What languages are spoken in Bonnyrigg Heights?
With 54.4% born overseas (32.8pp above national average), Bonnyrigg Heights is among Sydney's most diverse suburbs. Arabic (251 speakers), Serbian (216), Khmer (138), Italian (83), and Cantonese (80) are the main non-English languages. Vietnamese ancestry (1,269 residents) is the largest identified group.
How much development is happening in Bonnyrigg Heights?
36 development applications were lodged in the past 12 months, primarily new dwelling construction, demolition/rebuild projects, and swimming pool additions. For a suburb of 7,369 census population, this represents moderate activity concentrated in knock-down-rebuild cycles on existing lots.
How to read these comparisons
Phrases like "above the national average" reference the unweighted median across Australian suburbs with more than 1,000 residents, not population-weighted national figures.
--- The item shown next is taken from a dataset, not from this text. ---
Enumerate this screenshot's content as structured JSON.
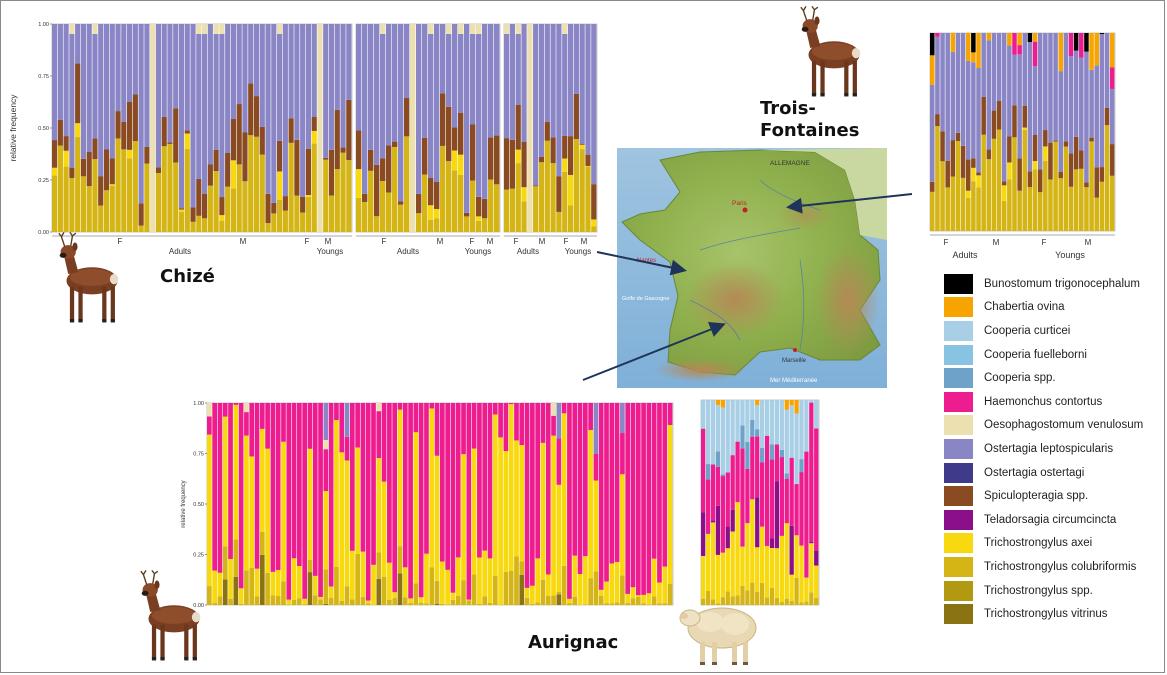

Suburb-level medians are more useful for ranking suburbs against each other; ABS census headlines are population-weighted (so dominated by Sydney and Melbourne) and can read very differently.
Current baseline (refreshed 2026-05-10): median age 40, university-educated 30.1%, born overseas 21.6%, average household size 2.5 people.
Data sources: ABS 2021 Census (demographics, income, tenure), state Valuer-General (house prices), Department of Jobs SALM (unemployment), ACARA (school ICSEA), state Crime Statistics agencies (offences), council DA portals (development applications). Population forecasts use a Hamilton-Perry cohort model calibrated to ABS ERP.